Planning implications
- Capacity relief should prioritize summer/weekend hotspots (Sandpoint waterfront, Schweitzer access, Priest Lake corridors) and festival/event calendars.
- Mid-band 5G expansion and additional backhaul into Ponderay–Kootenai–Sandpoint nodes will yield outsized benefits.
- Fixed wireless CPE and outdoor antenna programs can materially close gaps for remote households.
- Resiliency: More site batteries/generators in wooded basins and coordination on wildfire season hardening will improve uptime.
Social Media Trends in Bonner County
Social media in Bonner County, ID — short snapshot (modeled 2025 estimate)
User stats
- Population context: ~50k residents; ~87% are age 13+.
- Social media users (13+): ~34k–37k people (≈78–85% of 13+; ≈65–75% of total residents).
- Internet/smartphone context: Broadband subscription is lower than urban Idaho, but mobile-first use is high; most social use occurs on phones.
Age mix of social media users (share of local users)
- 13–17: 9%
- 18–29: 19%
- 30–44: 29%
- 45–64: 29%
- 65+: 14% (adoption lower than younger groups; concentrated on Facebook/YouTube)
Gender breakdown (share of local users)
- Women: ~53%
- Men: ~47%
- Skews: Women over-index on Facebook and Pinterest; men over-index on YouTube and Reddit.
Most-used platforms among local social media users (monthly reach; people use multiple platforms)
- YouTube: 80–85%
- Facebook: 70–75% (dominant for 30+ and community info)
- Instagram: 32–40% (strong with 18–44; tourism/business visuals)
- TikTok: 28–35% (teens/20s; growing among 30–39)
- Snapchat: 25–30% (heavy among teens/young adults)
- Pinterest: 25–30% overall; 40–45% of women
- X (Twitter): 10–15% (news/politics niche)
- LinkedIn: 10–15% (smaller professional segment)
- Reddit: 10–15% (tech/outdoors/hobby niches)
- Nextdoor: 5–10% (mostly Sandpoint-area neighborhoods)
- WhatsApp: 8–12% (family/intl ties; smaller than Messenger/SMS)
Behavioral trends
- Community-first usage: Facebook Groups are central for local news, wildfire/road updates, lost-and-found pets, school and youth sports, and Buy/Sell/Trade. Sheriff, fire districts, schools, city/county pages earn high trust and fast amplification.
- Marketplace and services: Strong reliance on Facebook Marketplace and local groups for vehicles, outdoor gear, home services, rentals.
- Outdoors/DIY content: YouTube and Facebook for how-tos (homesteading, boating, hunting/fishing, property maintenance). Instagram/TikTok for scenic/seasonal content around Lake Pend Oreille and area trails.
- Seasonal spikes: Summer tourism/events (e.g., Sandpoint festivals) boost IG/TikTok; winter storms and wildfire season drive Facebook/Nextdoor information spikes.
- Messaging habits: Facebook Messenger dominates for adults; Snapchat for teens/college-age.
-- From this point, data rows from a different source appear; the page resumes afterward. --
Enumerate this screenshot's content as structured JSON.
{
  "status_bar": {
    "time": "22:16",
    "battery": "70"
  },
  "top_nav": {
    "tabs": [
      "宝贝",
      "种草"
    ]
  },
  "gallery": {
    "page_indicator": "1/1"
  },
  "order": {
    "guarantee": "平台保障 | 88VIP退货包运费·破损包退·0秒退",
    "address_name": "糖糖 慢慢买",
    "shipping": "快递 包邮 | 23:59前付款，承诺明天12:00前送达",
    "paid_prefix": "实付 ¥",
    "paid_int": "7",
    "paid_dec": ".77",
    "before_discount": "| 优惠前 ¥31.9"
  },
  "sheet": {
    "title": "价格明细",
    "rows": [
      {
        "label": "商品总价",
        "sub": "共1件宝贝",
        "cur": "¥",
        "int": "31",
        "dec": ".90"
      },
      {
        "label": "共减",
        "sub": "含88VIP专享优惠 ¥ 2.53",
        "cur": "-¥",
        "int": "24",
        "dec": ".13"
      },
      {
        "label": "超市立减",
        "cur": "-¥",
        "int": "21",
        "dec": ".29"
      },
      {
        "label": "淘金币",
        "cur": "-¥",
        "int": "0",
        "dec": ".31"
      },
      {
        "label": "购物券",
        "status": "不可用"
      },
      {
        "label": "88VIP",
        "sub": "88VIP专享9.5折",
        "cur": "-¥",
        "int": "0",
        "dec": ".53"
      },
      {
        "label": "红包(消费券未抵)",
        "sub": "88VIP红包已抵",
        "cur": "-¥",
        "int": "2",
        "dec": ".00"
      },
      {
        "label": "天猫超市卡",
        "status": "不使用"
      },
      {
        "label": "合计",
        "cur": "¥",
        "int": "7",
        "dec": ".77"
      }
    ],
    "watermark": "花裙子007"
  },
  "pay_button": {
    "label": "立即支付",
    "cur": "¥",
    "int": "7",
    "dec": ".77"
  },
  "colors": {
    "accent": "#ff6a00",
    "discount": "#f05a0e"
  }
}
WhatsApp is niche.
- Posting patterns: Local small businesses, realtors, and nonprofits are active on Facebook/Instagram; short vertical video is gaining share but still trails static photo posts among 30+.
- Timing: Engagement peaks evenings (7–10 pm) and around lunchtime; weekend surges tied to events and outdoor conditions.
- Advertising implications: For broad local reach, prioritize Facebook/Instagram (30–64) and YouTube pre-roll; add TikTok/Snapchat for under-30 reach; use Facebook Groups/Marketplace for conversion-oriented local offers.
Notes on method
- Figures are modeled from Idaho/rural U.S. usage patterns (Pew and similar studies), ACS demographics, and typical platform skews; Bonner County lacks publicly released platform-level microdata. Treat numbers as directional ranges rather than exact counts.